Last weekend I attended a taijiquan seminar taught by Zhang Yun organized by Paul Cote and Robert Galeone in Silver Spring, MD at Capital Aikikai. Master Zhang presented material from his recent book on Taijiquan Classics. Practitioners attended from Maryland, Virginia, Georgia, New Jersey, Pennsylvania, New York, and Colorado.

In this update, I will describe excerpts from the written description of the curriculum that was covered and offer some of my own reflections. I enjoyed the experience thoroughly and had a chance to train with people I haven't seen in some time and take a few pictures along the way.

Section 1: The Nine Points

This session details taiji’s nine points of body method that are essential for proper form structure, use in push hands, and applications. They are: chenjian, zhuizhou, hanxong, babei, guodan, liutun, songyao, choukua, and tiding. The nine points listed above, as passed down in the Wu family tradition, are based in part on the classical Shen Ba Yao (or Eight Key Points of Taiji) by Wu Yuxiang.

The nine points describe proper body structure and posture needed for Taiji applications to be effective. When applications wind up difficult, it often a case that the pracitioner is not relaxed, and may be forgetting to apply one or more of these nine key points.

Session 2: The Four Word Secret Formula

This session will begin by covering the most basic taiji principle important in form movement, push hands, and applications called xu and shi (or insubstantial and substantial). The Sizi Mijue (or Four-Word Secret Formula) from the classic by Wu Yuxiang are: fu, gai, dui, and tun. These four principles relate to the progressive and correct timing in the application of taiji skills used in fighting when detecting force released by the opponent.

When attacked strongly, there are different timings one may encounter when responding. Different types of power are used depending on the relative timing of an attack and response. This affects the expression of the response. Xu and Shi have many layers of meaning and it was good to see several clear examples of insubsantial and substantial feeling in Taijiquan.


For example, a large diffuse force can interrupt the beginning of an attack, while a piercing direct force can be used to interrupt an attack as it is being expressed.

Session 3: The Five Key Points of Taijiquan

The Taijiquan Wuge Yaoling (Five Key Points of Taijiquan [to guide the learner’s skill development]) are structured under the following headings: liu he jin (six-integration jin), shi san fa (thirteen methods), wu fa (five methods), ba yaoling (eight key points), and quan li fa (wholebody-force method). Of these, Master Zhang will cover ideas from six integration jin (ninguo, zuanfa, luoxuan, bengzha, jingtan, dousou), seven pairs of the thirteen methods (zheng-yu, xu-shi [also discussed in Session 2], shou-fang, tun-tu, gangrou, dan-shuang, qing-zhong), and whole-body-force method (in attacking).

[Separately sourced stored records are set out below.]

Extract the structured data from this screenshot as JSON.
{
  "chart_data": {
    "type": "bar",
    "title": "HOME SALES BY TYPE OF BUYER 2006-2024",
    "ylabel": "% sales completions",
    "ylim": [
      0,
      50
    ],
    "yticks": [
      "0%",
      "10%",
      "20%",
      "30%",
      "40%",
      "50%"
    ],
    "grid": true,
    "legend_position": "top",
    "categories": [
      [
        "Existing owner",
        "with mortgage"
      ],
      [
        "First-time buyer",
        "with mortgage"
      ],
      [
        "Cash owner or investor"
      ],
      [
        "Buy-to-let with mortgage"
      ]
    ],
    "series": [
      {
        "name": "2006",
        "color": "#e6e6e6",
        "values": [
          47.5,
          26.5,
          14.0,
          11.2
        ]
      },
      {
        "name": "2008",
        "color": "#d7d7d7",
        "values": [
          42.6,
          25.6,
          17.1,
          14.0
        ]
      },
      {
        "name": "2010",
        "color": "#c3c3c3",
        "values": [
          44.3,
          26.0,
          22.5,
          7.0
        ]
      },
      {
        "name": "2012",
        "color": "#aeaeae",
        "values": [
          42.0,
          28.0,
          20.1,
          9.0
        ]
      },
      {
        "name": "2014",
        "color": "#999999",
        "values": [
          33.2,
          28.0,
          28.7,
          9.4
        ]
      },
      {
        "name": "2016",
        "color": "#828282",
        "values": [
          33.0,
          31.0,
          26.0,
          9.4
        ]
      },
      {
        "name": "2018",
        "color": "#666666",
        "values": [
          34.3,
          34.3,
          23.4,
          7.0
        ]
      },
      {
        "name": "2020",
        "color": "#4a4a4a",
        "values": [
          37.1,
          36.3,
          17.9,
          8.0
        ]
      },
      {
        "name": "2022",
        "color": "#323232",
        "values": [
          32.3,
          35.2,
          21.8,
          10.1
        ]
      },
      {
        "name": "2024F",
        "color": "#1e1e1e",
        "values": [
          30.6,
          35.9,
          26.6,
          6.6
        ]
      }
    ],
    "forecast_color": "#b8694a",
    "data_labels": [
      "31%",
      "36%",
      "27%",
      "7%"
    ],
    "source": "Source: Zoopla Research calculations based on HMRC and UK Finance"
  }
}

This material is derived from writings of Wu Menxia and are examples of taiji principles as passed down by the Yang family and appearing in a manual passed down by Niu Lianyuan, student of Yang Banhou. It is important from the perspective of describing the types of jin to be cultivated in Taijiquan practice that make Taijiquan different from other martial arts. For example, ning or "twisting" needs to be present in all expressions of jin, and force when released should be sudden and explosive.

Section 4: The Gathering of Qi

In this session, Master Zhang will cover the principles of gathering the qi in the body and its use (qilan). He will show how this gets applied as storing [he, xu] and releasing [kai, fa] qi for applications in taiji throwing [tifang]. Such principles are explained in early classics in articles like the The Five-Word Formula (Wuzi Jue) and the Secret Formula for Safang (Safang Mijue) passed down by Li Yiyu.

Today, there are many misunderstandings about basic aspects of Taijiquan as well as advanced practices. People may have developed high-level skill in martial arts, and if inspired by Taiji ideas, they may have cultivated skills that are not pure Taiji skills because they do not fully understand the meaning behind them. This can be fine -- one can be quite skilled, independent of their level of Taiji. But studying the classics can provide insight into these topics, and help a person understand what is and what is not Taijiquan. The classics are also important to study in order to understand the proper role of reverse breathing in Taiji practice and how to store and release qi for use in locking and throwing.